El lunes a eso de las 8 de la noche pensé en escribir algo acá, pero me dio pereza y pensé: “más tarde lo haré”, pero unas horas después la pereza todavía me habitaba o volvió a aparecer y tampoco lo hice.
Fue solo hasta las 11:30 p.m. cuando me iba a acostar que me dieron ganas de escribir algo, una columna que había masticado en la cabeza durante todo el día y que decidió manifestarse en ese preciso momento.
Comencé a escribirla, y cuando la terminé la leí y resultó ser un arrume de opiniones.
Como el tema me gustaba entre a un nivel más profundo de edición e introduje un personaje en el texto, alguien que expresara, a su estilo y en una especie de monologo interno, las ideas que había planteado antes.
Miré el reloj ahora marcaba las 11:50.
A pesar del cansancio, decidí seguir adelante con el escrito, porque si no quién sabe hasta cuando lo iba a aplazar.
Ubique al personaje, un tal Maldonado, en un bus, y lo puse a vomitar pensamientos mientras miraba por la ventana.
Fue un viaje de pocas cuadras unas 10, pero mientras lo acompañaba me dieron las 12:30 a.m.

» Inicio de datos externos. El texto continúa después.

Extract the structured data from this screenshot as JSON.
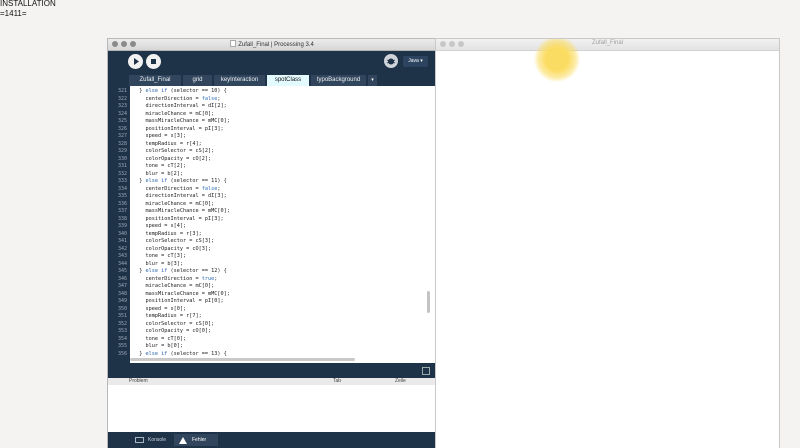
{
  "caption": {
    "line1": "INSTALLATION",
    "line2": "=1411="
  },
  "ide": {
    "title": "Zufall_Final | Processing 3.4",
    "mode": "Java ▾",
    "tabs": [
      "Zufall_Final",
      "grid",
      "keyInteraction",
      "spotClass",
      "typoBackground"
    ],
    "active_tab": "spotClass",
    "tab_menu": "▾",
    "line_numbers": [
      "321",
      "322",
      "323",
      "324",
      "325",
      "326",
      "327",
      "328",
      "329",
      "330",
      "331",
      "332",
      "333",
      "334",
      "335",
      "336",
      "337",
      "338",
      "339",
      "340",
      "341",
      "342",
      "343",
      "344",
      "345",
      "346",
      "347",
      "348",
      "349",
      "350",
      "351",
      "352",
      "353",
      "354",
      "355",
      "356"
    ],
    "code": [
      "  } else if (selector == 10) {",
      "    centerDirection = false;",
      "    directionInterval = dI[2];",
      "    miracleChance = mC[0];",
      "    massMiracleChance = mMC[0];",
      "    positionInterval = pI[3];",
      "    speed = s[3];",
      "    tempRadius = r[4];",
      "    colorSelector = cS[2];",
      "    colorOpacity = cO[2];",
      "    tone = cT[2];",
      "    blur = b[2];",
      "  } else if (selector == 11) {",
      "    centerDirection = false;",
      "    directionInterval = dI[3];",
      "    miracleChance = mC[0];",
      "    massMiracleChance = mMC[0];",
      "    positionInterval = pI[3];",
      "    speed = s[4];",
      "    tempRadius = r[3];",
      "    colorSelector = cS[3];",
      "    colorOpacity = cO[3];",
      "    tone = cT[3];",
      "    blur = b[3];",
      "  } else if (selector == 12) {",
      "    centerDirection = true;",
      "    miracleChance = mC[0];",
      "    massMiracleChance = mMC[0];",
      "    positionInterval = pI[0];",
      "    speed = s[0];",
      "    tempRadius = r[7];",
      "    colorSelector = cS[0];",
      "    colorOpacity = cO[0];",
      "    tone = cT[0];",
      "    blur = b[0];",
      "  } else if (selector == 13) {"
    ],
    "error_header": {
      "problem": "Problem",
      "tab": "Tab",
      "line": "Zeile"
    },
    "bottom_tabs": {
      "console": "Konsole",
      "errors": "Fehler"
    }
  },
  "sketch": {
    "title": "Zufall_Final",
    "dot_color": "#fbdc62"
  },
  "colors": {
    "toolbar": "#1e3248",
    "tab": "#31465d",
    "active_tab": "#e3fbff"
  }
}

Leí el texto una última vez, lo guardé y lo cerré, para que las palabras se terminaran de acomodar por si solas hasta el día siguiente.
Luego, cuando me acosté, pensé un rato en como mejorarlo, y luego en otros asuntos que no paraban de llegar a mi cabeza.
No sé hasta que horas estuve rumiando una idea tras otra, pero me guardé las ganas de coger el celular para mirar qué horas eran y el reloj cucú no dio indicios de vida— Al otro día me enteré que se había parado, cosa que a veces ocurre cuando se abre la ventana de la sala y una ráfaga de viento detiene la palanca que le da vida a las horas—.
El martes estuve luchando con otro texto y olvidé por completo escribir en Almojábana.
Hoy retomo el ritmo pues, como ya saben, no escribir puede tener efectos secundarios, no solo en mi vida sino en la de todos.
Disculpen las molestias que les haya podido causar por mi falta de compromiso.